Donald Trump has signed a contentious tax bill into law, the final step in the administration’s push to undertake the largest overhaul of the US tax system in over three decades.
The president signed the legislation at the White House on Friday, just before the Christmas holiday break, a self-imposed deadline Trump had promised to meet.
Trump told reporters in the Oval Office the law ushered in the “biggest tax cuts and reform in our country”.
“I’m very honored by it,” he said, according to a statement from the White House press office.
The bill is “for the middle class and a bill for jobs”, Trump said, adding that a formal signing ceremony would take place in two weeks.
The law provides dramatic tax breaks to US corporations, and families at all income levels will see their income tax drop starting next year, with the largest benefits going to the rich.
Will be signing the biggest ever Tax Cut and Reform Bill in 30 minutes in Oval Office. Will also be signing a much needed 4 billion dollar missile defense bill.
— Donald J. Trump (@realDonaldTrump) December 22, 2017
The bill was approved in the US House of Representatives and the US Congress earlier this week, with both votes falling largely along parties lines.
Most Republicans backed the legislation, while Democrats voted against it.
Republican legislators say the Tax Cuts Act will give tax breaks to middle-class Americans and create jobs, and Trump has hailed it as a major victory as the first year of his presidency nears an end.
The bill is a “historic victory” and “an incredible Christmas gift for hardworking Americans”, Trump said earlier this week.
“I said I wanted to have it done before Christmas; we got it done,” Trump said during a cabinet meeting on Wednesday.
Critics, however, have called the legislation a “tax scam”.

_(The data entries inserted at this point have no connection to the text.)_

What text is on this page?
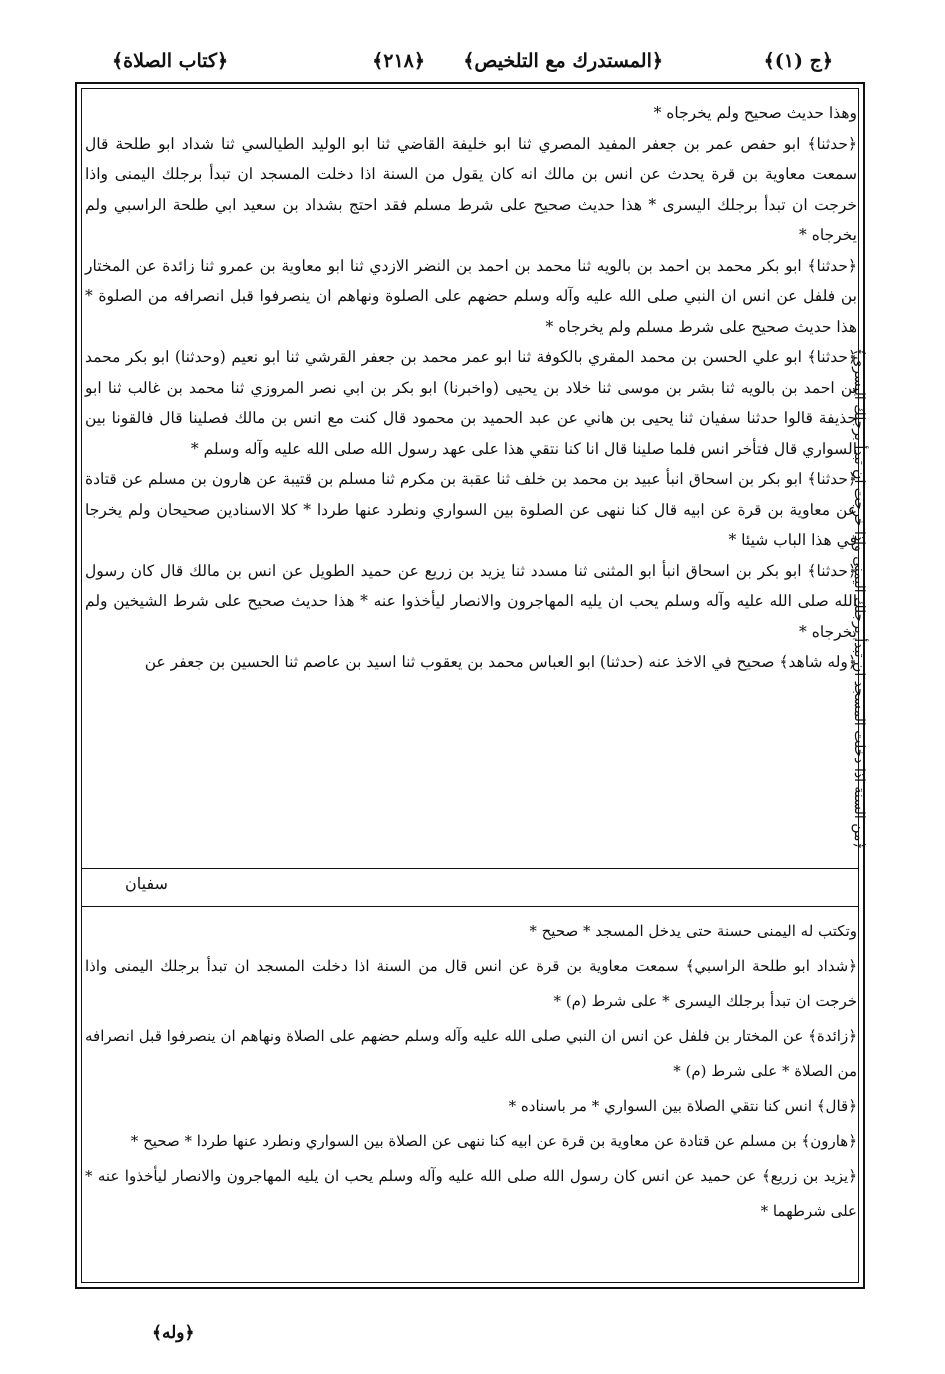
﴿ج (١)﴾
﴿المستدرك مع التلخيص﴾
﴿٢١٨﴾
﴿كتاب الصلاة﴾

وهذا حديث صحيح ولم يخرجاه *

﴿حدثنا﴾ ابو حفص عمر بن جعفر المفيد المصري ثنا ابو خليفة القاضي ثنا ابو الوليد الطيالسي ثنا شداد ابو طلحة قال سمعت معاوية بن قرة يحدث عن انس بن مالك انه كان يقول من السنة اذا دخلت المسجد ان تبدأ برجلك اليمنى واذا خرجت ان تبدأ برجلك اليسرى * هذا حديث صحيح على شرط مسلم فقد احتج بشداد بن سعيد ابي طلحة الراسبي ولم يخرجاه *

﴿حدثنا﴾ ابو بكر محمد بن احمد بن بالويه ثنا محمد بن احمد بن النضر الازدي ثنا ابو معاوية بن عمرو ثنا زائدة عن المختار بن فلفل عن انس ان النبي صلى الله عليه وآله وسلم حضهم على الصلوة ونهاهم ان ينصرفوا قبل انصرافه من الصلوة * هذا حديث صحيح على شرط مسلم ولم يخرجاه *

﴿حدثنا﴾ ابو علي الحسن بن محمد المقري بالكوفة ثنا ابو عمر محمد بن جعفر القرشي ثنا ابو نعيم (وحدثنا) ابو بكر محمد بن احمد بن بالويه ثنا بشر بن موسى ثنا خلاد بن يحيى (واخبرنا) ابو بكر بن ابي نصر المروزي ثنا محمد بن غالب ثنا ابو حذيفة قالوا حدثنا سفيان ثنا يحيى بن هاني عن عبد الحميد بن محمود قال كنت مع انس بن مالك فصلينا قال فالقونا بين السواري قال فتأخر انس فلما صلينا قال انا كنا نتقي هذا على عهد رسول الله صلى الله عليه وآله وسلم *

﴿حدثنا﴾ ابو بكر بن اسحاق انبأ عبيد بن محمد بن خلف ثنا عقبة بن مكرم ثنا مسلم بن قتيبة عن هارون بن مسلم عن قتادة عن معاوية بن قرة عن ابيه قال كنا ننهى عن الصلوة بين السواري ونطرد عنها طردا * كلا الاسنادين صحيحان ولم يخرجا في هذا الباب شيئا *

﴿حدثنا﴾ ابو بكر بن اسحاق انبأ ابو المثنى ثنا مسدد ثنا يزيد بن زريع عن حميد الطويل عن انس بن مالك قال كان رسول الله صلى الله عليه وآله وسلم يحب ان يليه المهاجرون والانصار ليأخذوا عنه * هذا حديث صحيح على شرط الشيخين ولم يخرجاه *

﴿وله شاهد﴾ صحيح في الاخذ عنه (حدثنا) ابو العباس محمد بن يعقوب ثنا اسيد بن عاصم ثنا الحسين بن جعفر عن

سفيان

وتكتب له اليمنى حسنة حتى يدخل المسجد * صحيح *

﴿شداد ابو طلحة الراسبي﴾ سمعت معاوية بن قرة عن انس قال من السنة اذا دخلت المسجد ان تبدأ برجلك اليمنى واذا خرجت ان تبدأ برجلك اليسرى * على شرط (م) *

﴿زائدة﴾ عن المختار بن فلفل عن انس ان النبي صلى الله عليه وآله وسلم حضهم على الصلاة ونهاهم ان ينصرفوا قبل انصرافه من الصلاة * على شرط (م) *

﴿قال﴾ انس كنا نتقي الصلاة بين السواري * مر باسناده *

﴿هارون﴾ بن مسلم عن قتادة عن معاوية بن قرة عن ابيه كنا ننهى عن الصلاة بين السواري ونطرد عنها طردا * صحيح *

﴿يزيد بن زريع﴾ عن حميد عن انس كان رسول الله صلى الله عليه وآله وسلم يحب ان يليه المهاجرون والانصار ليأخذوا عنه * على شرطهما *

﴿من السنة اذا دخلت المسجد ان تبدأ برجلك اليمنى واذا خرجت ان تبدأ برجلك اليسرى﴾
﴿وله﴾
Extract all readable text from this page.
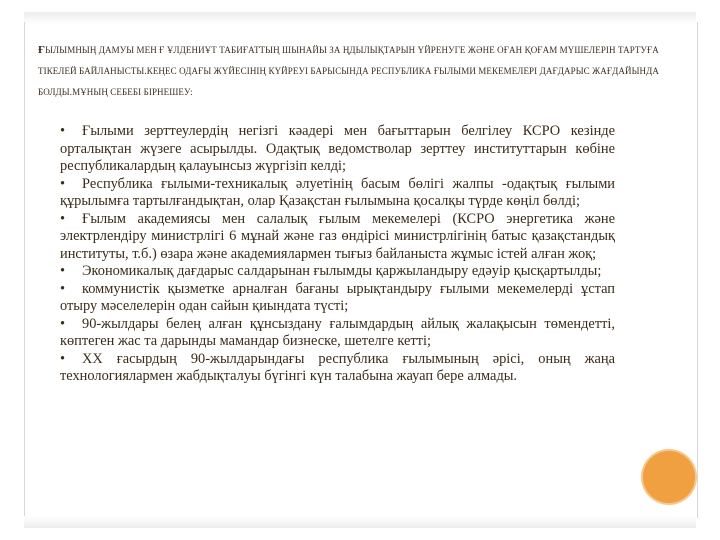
ҒЫЛЫМНЫҢ ДАМУЫ МЕН Ғ ҰЛДЕНИҰТ ТАБИҒАТТЫҢ ШЫНАЙЫ ЗА ҢДЫЛЫҚТАРЫН ҮЙРЕНУГЕ ЖӘНЕ ОҒАН ҚОҒАМ МҮШЕЛЕРІН ТАРТУҒА ТІКЕЛЕЙ БАЙЛАНЫСТЫ.КЕҢЕС ОДАҒЫ ЖҮЙЕСІНІҢ КҮЙРЕУІ БАРЫСЫНДА РЕСПУБЛИКА ҒЫЛЫМИ МЕКЕМЕЛЕРІ ДАҒДАРЫС ЖАҒДАЙЫНДА БОЛДЫ.МҰНЫҢ СЕБЕБІ БІРНЕШЕУ:

• Ғылыми зерттеулердің негізгі кәадері мен бағыттарын белгілеу КСРО кезінде орталықтан жүзеге асырылды. Одақтық ведомстволар зерттеу институттарын көбіне республикалардың қалауынсыз жүргізіп келді;

• Республика ғылыми-техникалық әлуетінің басым бөлігі жалпы -одақтық ғылыми құрылымға тартылғандықтан, олар Қазақстан ғылымына қосалқы түрде көңіл бөлді;

• Ғылым академиясы мен салалық ғылым мекемелері (КСРО энергетика және электрлендіру министрлігі 6 мұнай және газ өндірісі министрлігінің батыс қазақстандық институты, т.б.) өзара және академиялармен тығыз байланыста жұмыс істей алған жоқ;

• Экономикалық дағдарыс салдарынан ғылымды қаржыландыру едәуір қысқартылды;

• коммунистік қызметке арналған бағаны ырықтандыру ғылыми мекемелерді ұстап отыру мәселелерін одан сайын қиындата түсті;

• 90-жылдары белең алған құнсыздану ғалымдардың айлық жалақысын төмендетті, көптеген жас та дарынды мамандар бизнеске, шетелге кетті;

• ХХ ғасырдың 90-жылдарындағы республика ғылымының әрісі, оның жаңа технологиялармен жабдықталуы бүгінгі күн талабына жауап бере алмады.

They say it unfairly rewards corporations and wealthy Americans and would add $1.5 trillion to the federal deficit over the next 10 years and actually raise taxes on some middle-class families, said Reuters news agency.
Under the legislation, income tax rates will be reduced across all seven individual tax brackets.
But the bill gives individual citizens and married couples that fall into the highest income bracket – earning $500,000 and up annually – the largest income tax cut, which will drop from 39.6 to 37 percent.
The corporate tax rate will be lowered from 35 percent to 21 percent, effective January 1.